Le buste du maréchal Magnan, par M. Millet, vaut les meilleurs de M. Iselin. Je regrette seulement que ce jeune et vaillant artiste n'ait pu nous montrer ici les statues qu'il a exécutées dans les monuments publics.

M. Oliva tient ce qu'il a promis. Son buste du grand Arago est magnifique; celui du docteur Cazalas et du lithographe Engelmann sont vivants; il nous a ressuscité M. Étienne avec le jabot, la coiffure, les accessoires, la couleur de l'époque. Ce n'est pas seulement M. Étienne qui revit sur ce piédestal, c'est son temps.

Un jeune homme, M. Desprey, débute aujourd'hui comme autrefois M. Oliva. J'espère qu'il suivra le même chemin. Ce portrait de l'évêque de Troyes est plein de promesses.

Un autre débutant, M. Barrias, a fait deux bustes bien fouillés, bien gras, bien vivants. J'ai couru au livret pour m'informer si M. Barrias n'était pas élève de Caffieri. Qui sait s'il ne sera pas le Caffieri de l'avenir? C'est un beau rêve.

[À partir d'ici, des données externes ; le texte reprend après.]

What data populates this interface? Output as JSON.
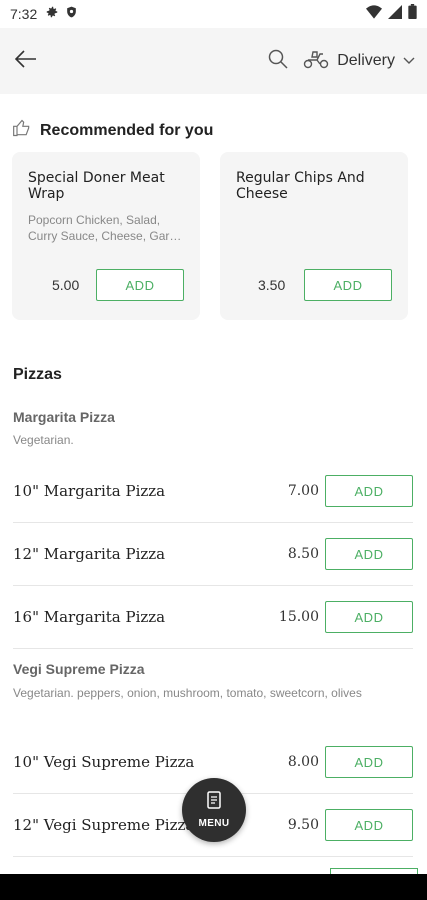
{
  "status_bar": {
    "time": "7:32"
  },
  "header": {
    "delivery_label": "Delivery"
  },
  "recommended": {
    "title": "Recommended for you",
    "items": [
      {
        "name": "Special Doner Meat Wrap",
        "description": "Popcorn Chicken, Salad, Curry Sauce, Cheese, Gar…",
        "price": "5.00",
        "add_label": "ADD"
      },
      {
        "name": "Regular Chips And Cheese",
        "description": "",
        "price": "3.50",
        "add_label": "ADD"
      }
    ]
  },
  "menu": {
    "section_title": "Pizzas",
    "groups": [
      {
        "title": "Margarita Pizza",
        "description": "Vegetarian.",
        "items": [
          {
            "name": "10\" Margarita Pizza",
            "price": "7.00",
            "add_label": "ADD"
          },
          {
            "name": "12\" Margarita Pizza",
            "price": "8.50",
            "add_label": "ADD"
          },
          {
            "name": "16\" Margarita Pizza",
            "price": "15.00",
            "add_label": "ADD"
          }
        ]
      },
      {
        "title": "Vegi Supreme Pizza",
        "description": "Vegetarian. peppers, onion, mushroom, tomato, sweetcorn, olives",
        "items": [
          {
            "name": "10\" Vegi Supreme Pizza",
            "price": "8.00",
            "add_label": "ADD"
          },
          {
            "name": "12\" Vegi Supreme Pizza",
            "price": "9.50",
            "add_label": "ADD"
          }
        ]
      }
    ]
  },
  "fab": {
    "label": "MENU"
  },
  "colors": {
    "accent": "#4caf64",
    "fab_bg": "#2f2f2f",
    "header_bg": "#f5f5f5"
  },
  "icons": [
    "settings-icon",
    "shield-icon",
    "wifi-icon",
    "signal-icon",
    "battery-icon",
    "back-arrow-icon",
    "search-icon",
    "scooter-icon",
    "chevron-down-icon",
    "thumbs-up-icon",
    "menu-document-icon"
  ]
}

Quel homme que ce M. Carrier! La glaise se modèle spontanément sous ses doigts comme la prose se scandait en vers sous le stylet du poëte Ovide. Il rencontre un empereur, un philosophe, un abbé, une comédienne: il court au baquet de terre glaise, et voilà un buste de plus! Ses portraits sont vivants et ressemblants, quelquefois un peu plus laids que la nature; mais je ne serais pas humilié de me voir laid de cette laideur-là. Il se peut que je me trompe, mais j'ai foi dans l'avenir de M. Carrier. Son buste de M. Renan, qui est ici; son portrait de notre admirable madame Viardot, qui est au boulevard des Italiens, annoncent un talent vigoureux, quoique un peu déréglé. Il prendra une belle place dans l'art moderne, s'il apprend à travailler difficilement.

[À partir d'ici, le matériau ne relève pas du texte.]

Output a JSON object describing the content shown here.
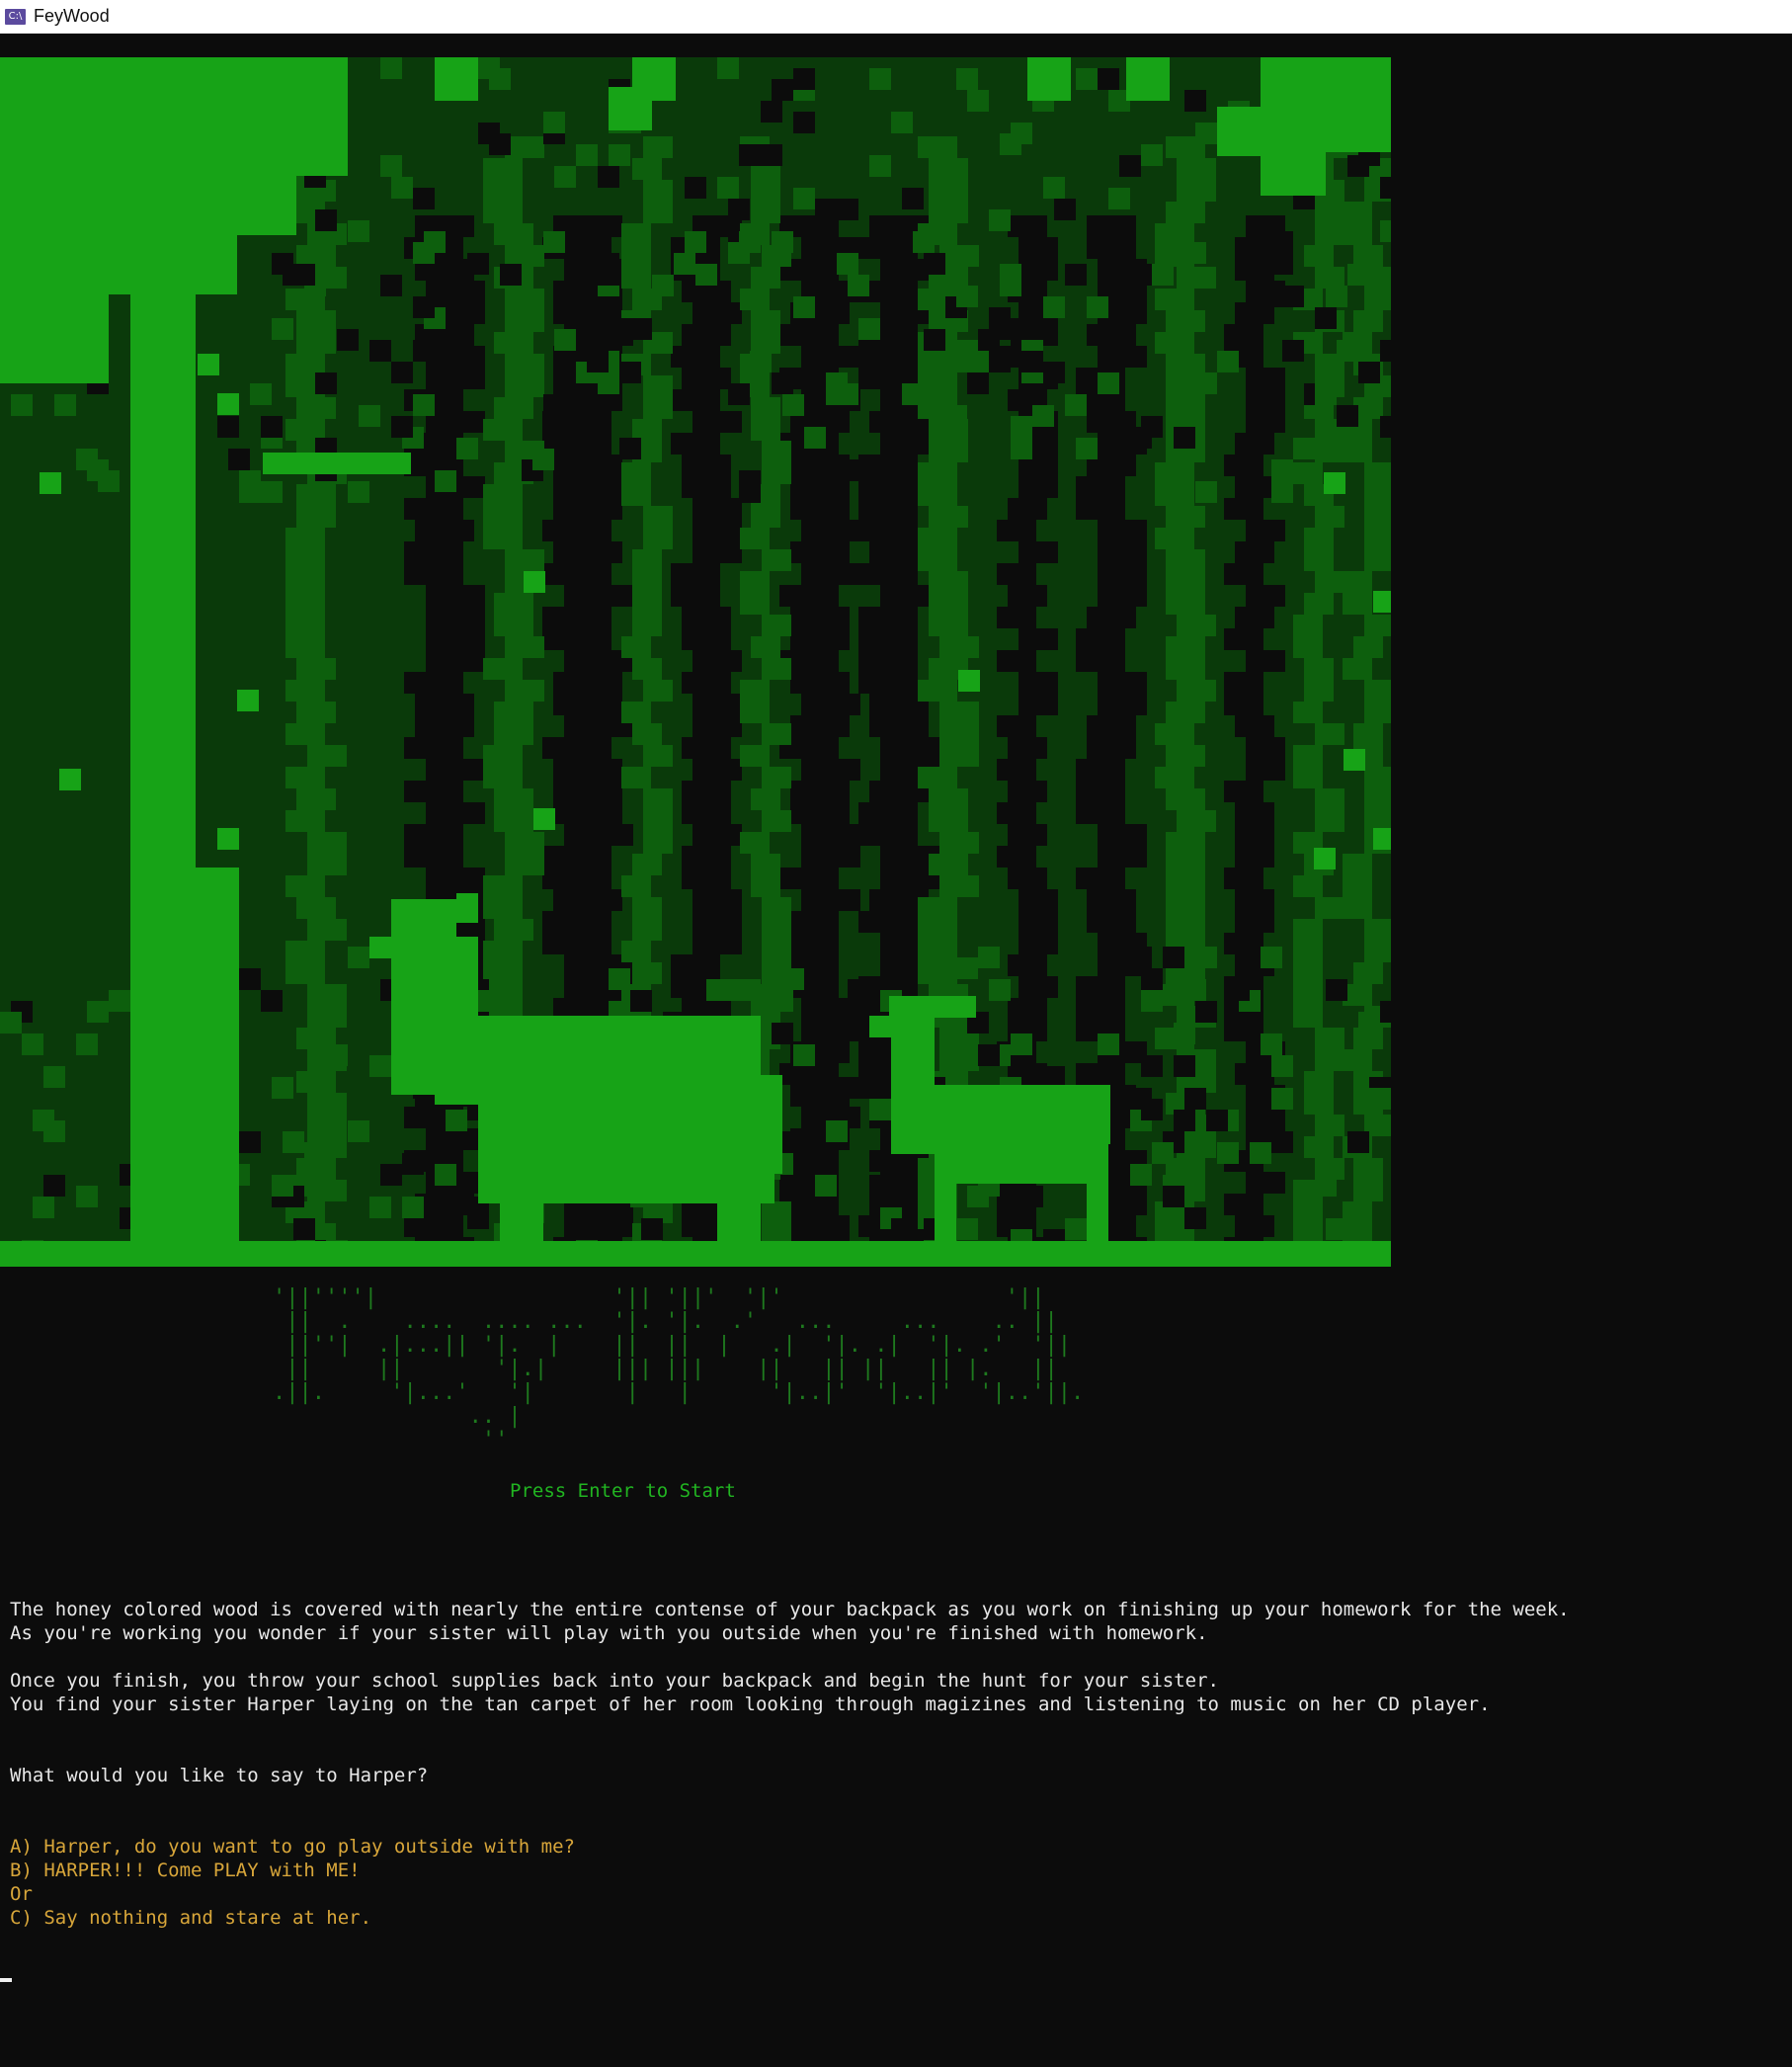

Au milieu de ces débutants, j'ai failli oublier M. Dantan jeune et sa réputation, consolidée par une longue série de succès. Mais je ne veux point passer sous silence le buste de Béranger, par mademoiselle Dubois-Davesnes. C'est le vieillard à ses derniers jours, bien cassé, bien las, bien abattu par les années et les douleurs de la vie, et déjà penché vers l'éternel repos, mais toujours bon, toujours grand, toujours épris de ces rêves immortels qu'on appelle la patrie et la liberté. Ses lèvres, qui ont chanté la gloire, sifflé la superstition et baisé le joli museau de Lisette, sont un peu molles et pendantes; mais elles s'ouvriront jusqu'à la dernière heure pour laisser tomber de nobles enseignements sur la génération qui grandit. Ses yeux, demi-clos, sourient mélancoliquement à la race ingrate des hommes, comme si le vieillard avait prévu qu'une demi-douzaine de journalistes parisiens se réuniraient sur sa tombe dans une petite orgie de dénigrement.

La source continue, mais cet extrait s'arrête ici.